A client is prescribed lorazepam. The nurse understands that this drug can be given by which route? Select all that apply.
- A. Intramuscular
- B. Oral
- C. Transdermal
- D. Intravenous
- E. Rectal
Correct Answer: A,B,D
Rationale: Lorazepam can be administered to a client via the oral, IM, and IV routes.
You may also like to solve these questions
A nurse is preparing a teaching plan for a client who is prescribed an anxiolytic. As part of the plan, the nurse addresses medications that should be avoided to reduce the risk of increased CNS depression and sedation. Which of the following would the nurse include? Select all that apply.
- A. Alcohol
- B. Analgesics
- C. Digoxin
- D. Tricyclic antidepressants
- E. Antipsychotics
Correct Answer: A,B,D,E
Rationale: Alcohol, analgesics, tricyclic antidepressants, and antipsychotics should be used with caution with anxiolytics due to increased CNS depression and increased risk of sedation.
A client is hospitalized and is prescribed diazepam. Before administering the drug, which of the following information should the nurse obtain? Select all that apply.
- A. Complete medical history
- B. Mental status exam
- C. Anxiety level
- D. Pain assessment
- E. Medication history
Correct Answer: A,B,C
Rationale: Before starting anxiolytic therapy in a hospitalized client, the nurse obtains a complete medical history, including mental status and anxiety level.
A client who is receiving a benzodiazepine tells the nurse that his mouth feels really dry. Which of the following would the nurse include in the teaching plan for this client?
- A. Try drinking about 8 ounces of water at least every 2 hours.
- B. Sucking on hard sugarless candy might help you.
- C. Make sure you eat a lot of green leafy vegetables.

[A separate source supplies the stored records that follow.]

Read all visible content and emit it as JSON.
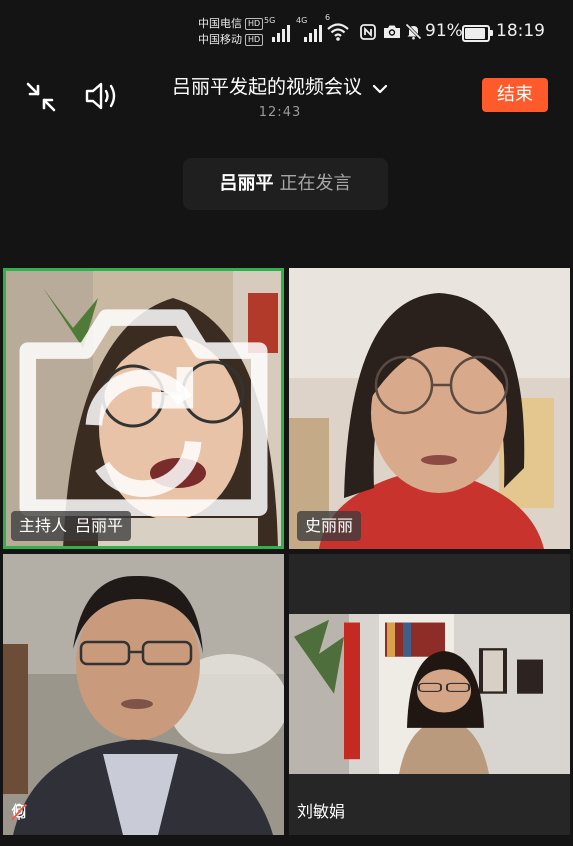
{
  "status_bar": {
    "carrier1": "中国电信",
    "carrier2": "中国移动",
    "hd_badge": "HD",
    "net1": "5G",
    "net2": "4G",
    "wifi_label": "6",
    "battery": "91%",
    "battery_level": 0.91,
    "time": "18:19",
    "icons": [
      "nfc-icon",
      "camera-icon",
      "mute-bell-icon"
    ]
  },
  "header": {
    "title": "吕丽平发起的视频会议",
    "duration": "12:43",
    "end_label": "结束"
  },
  "speaking": {
    "name": "吕丽平",
    "status": "正在发言"
  },
  "participants": [
    {
      "role": "主持人",
      "name": "吕丽平",
      "active": true,
      "muted": false
    },
    {
      "role": "",
      "name": "史丽丽",
      "active": false,
      "muted": false
    },
    {
      "role": "",
      "name": "何",
      "active": false,
      "muted": true
    },
    {
      "role": "",
      "name": "刘敏娟",
      "active": false,
      "muted": false
    }
  ],
  "colors": {
    "background": "#141414",
    "end_button": "#ff5a2b",
    "active_speaker_border": "#2fb24c"
  }
}
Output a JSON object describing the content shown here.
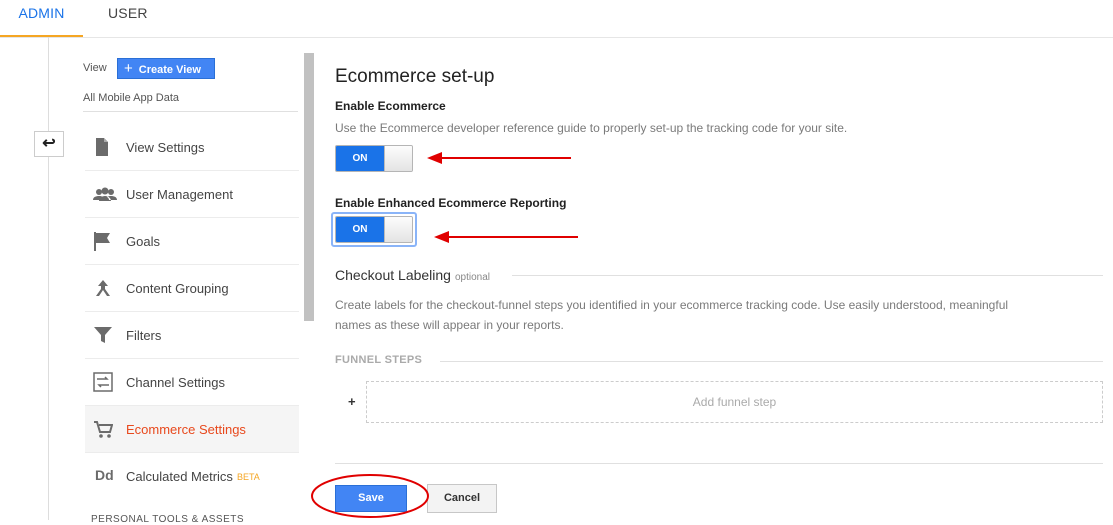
{
  "tabs": {
    "admin": "ADMIN",
    "user": "USER"
  },
  "sidebar": {
    "view_label": "View",
    "create_view": "Create View",
    "view_name": "All Mobile App Data",
    "items": [
      {
        "label": "View Settings",
        "icon": "document-icon"
      },
      {
        "label": "User Management",
        "icon": "people-icon"
      },
      {
        "label": "Goals",
        "icon": "flag-icon"
      },
      {
        "label": "Content Grouping",
        "icon": "grouping-icon"
      },
      {
        "label": "Filters",
        "icon": "filter-icon"
      },
      {
        "label": "Channel Settings",
        "icon": "channel-icon"
      },
      {
        "label": "Ecommerce Settings",
        "icon": "cart-icon",
        "active": true
      },
      {
        "label": "Calculated Metrics",
        "icon": "dd-icon",
        "badge": "BETA"
      }
    ],
    "dd_glyph": "Dd",
    "section": "PERSONAL TOOLS & ASSETS"
  },
  "main": {
    "title": "Ecommerce set-up",
    "enable_ecommerce": {
      "label": "Enable Ecommerce",
      "description": "Use the Ecommerce developer reference guide to properly set-up the tracking code for your site.",
      "toggle": "ON"
    },
    "enable_enhanced": {
      "label": "Enable Enhanced Ecommerce Reporting",
      "toggle": "ON"
    },
    "checkout": {
      "title": "Checkout Labeling",
      "optional": "optional",
      "description_line1": "Create labels for the checkout-funnel steps you identified in your ecommerce tracking code. Use easily understood, meaningful",
      "description_line2": "names as these will appear in your reports."
    },
    "funnel_steps": "FUNNEL STEPS",
    "add_step": "Add funnel step",
    "add_plus": "+",
    "save": "Save",
    "cancel": "Cancel"
  },
  "colors": {
    "accent": "#1a73e8",
    "active_nav": "#e8491d",
    "annotation": "#e00000",
    "tab_underline": "#f5a623"
  }
}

- D. Change your position slowly as you get out of bed.
Correct Answer: B
Rationale: For dry mouth, the nurse should suggest sucking on hard, sugarless candies or chewing sugarless gum. Frequent sips of water would also help, but drinking 8 ounces of water every 2 hours could lead to fluid overload. Eating green leafy vegetables would help with constipation. Changing positions slowly would be appropriate if the client reported dizziness or lightheadedness.

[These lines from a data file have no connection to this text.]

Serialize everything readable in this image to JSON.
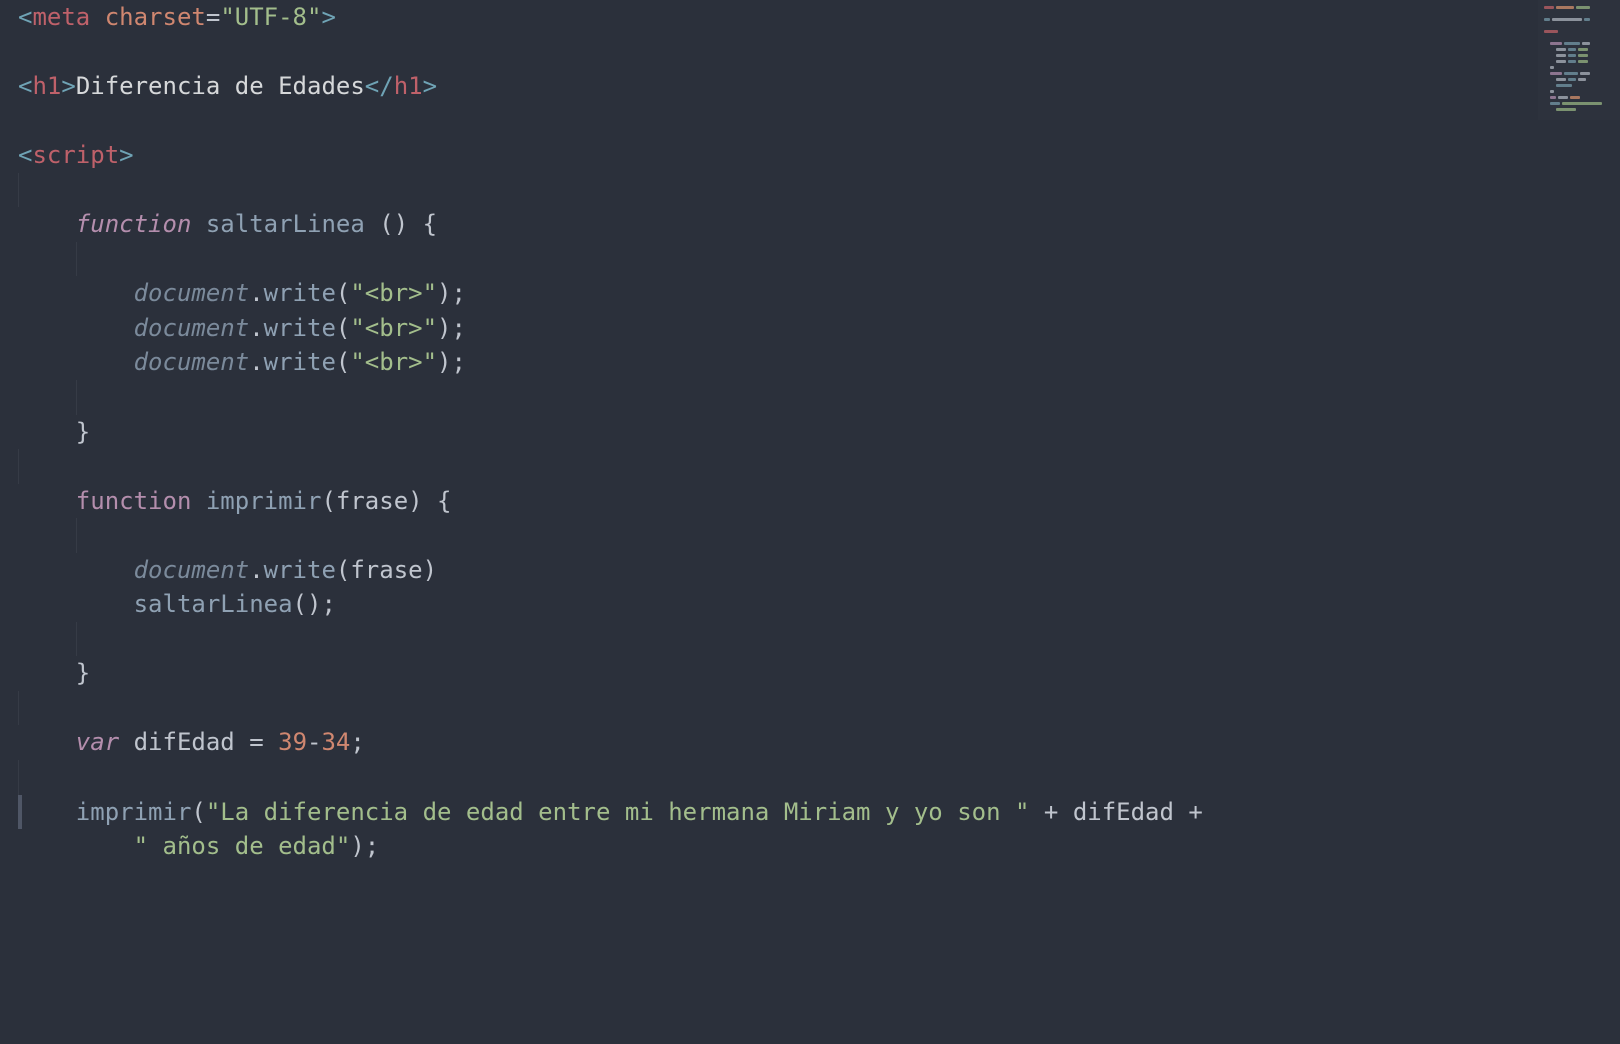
{
  "code": {
    "l1": {
      "tag": "meta",
      "attr": "charset",
      "eq": "=",
      "val": "\"UTF-8\"",
      "close": ">"
    },
    "l2": {
      "open": "<",
      "tag": "h1",
      "gt": ">",
      "text": "Diferencia de Edades",
      "open2": "</",
      "gt2": ">"
    },
    "l3": {
      "open": "<",
      "tag": "script",
      "gt": ">"
    },
    "l4": {
      "kw": "function",
      "sp": " ",
      "name": "saltarLinea",
      "rest": " () {"
    },
    "l5": {
      "obj": "document",
      "dot": ".",
      "method": "write",
      "open": "(",
      "str": "\"<br>\"",
      "close": ");"
    },
    "l6": {
      "obj": "document",
      "dot": ".",
      "method": "write",
      "open": "(",
      "str": "\"<br>\"",
      "close": ");"
    },
    "l7": {
      "obj": "document",
      "dot": ".",
      "method": "write",
      "open": "(",
      "str": "\"<br>\"",
      "close": ");"
    },
    "l8": {
      "brace": "}"
    },
    "l9": {
      "kw": "function",
      "sp": " ",
      "name": "imprimir",
      "open": "(",
      "param": "frase",
      "close": ") {"
    },
    "l10": {
      "obj": "document",
      "dot": ".",
      "method": "write",
      "open": "(",
      "arg": "frase",
      "close": ")"
    },
    "l11": {
      "call": "saltarLinea",
      "rest": "();"
    },
    "l12": {
      "brace": "}"
    },
    "l13": {
      "kw": "var",
      "sp": " ",
      "name": "difEdad",
      "eq": " = ",
      "n1": "39",
      "minus": "-",
      "n2": "34",
      "semi": ";"
    },
    "l14a": {
      "call": "imprimir",
      "open": "(",
      "str": "\"La diferencia de edad entre mi hermana Miriam y yo son \"",
      "plus": " + ",
      "ident": "difEdad",
      "plus2": " +"
    },
    "l14b": {
      "str": "\" años de edad\"",
      "close": ");"
    }
  }
}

A client is prescribed a benzodiazepine as treatment for anxiety. After administration of the drug, the client reports dizziness and lightheadedness. Which nursing diagnosis would the nurse identify as a priority?
- A. Impaired Comfort
- B. Risk for Injury
- C. Ineffective Coping
- D. Deficient Knowledge
Correct Answer: B
Rationale: Dizziness and lightheadedness place the client at risk for falls; therefore, Risk for Injury would be the priority. Impaired Comfort would be appropriate if the client reported problems such as dry mouth or constipation. Ineffective Coping would be appropriate if the client reported continued feelings of anxiety. There is no evidence to suggest that the client lacks knowledge of the drug therapy.
A nurse suspects that a client is experiencing anxiety. Which physical assessment findings would support the nurse's suspicion? Select all that apply.
- A. Hypotension
- B. Decreased respiratory rate
- C. Increased muscle tension
- D. Pale skin
- E. Bradycardia
Correct Answer: C,D
Rationale: Physiological manifestations of anxiety can include hypertension, tachycardia, increased rate and depth of respirations, increased muscle tension, and cool, pale skin.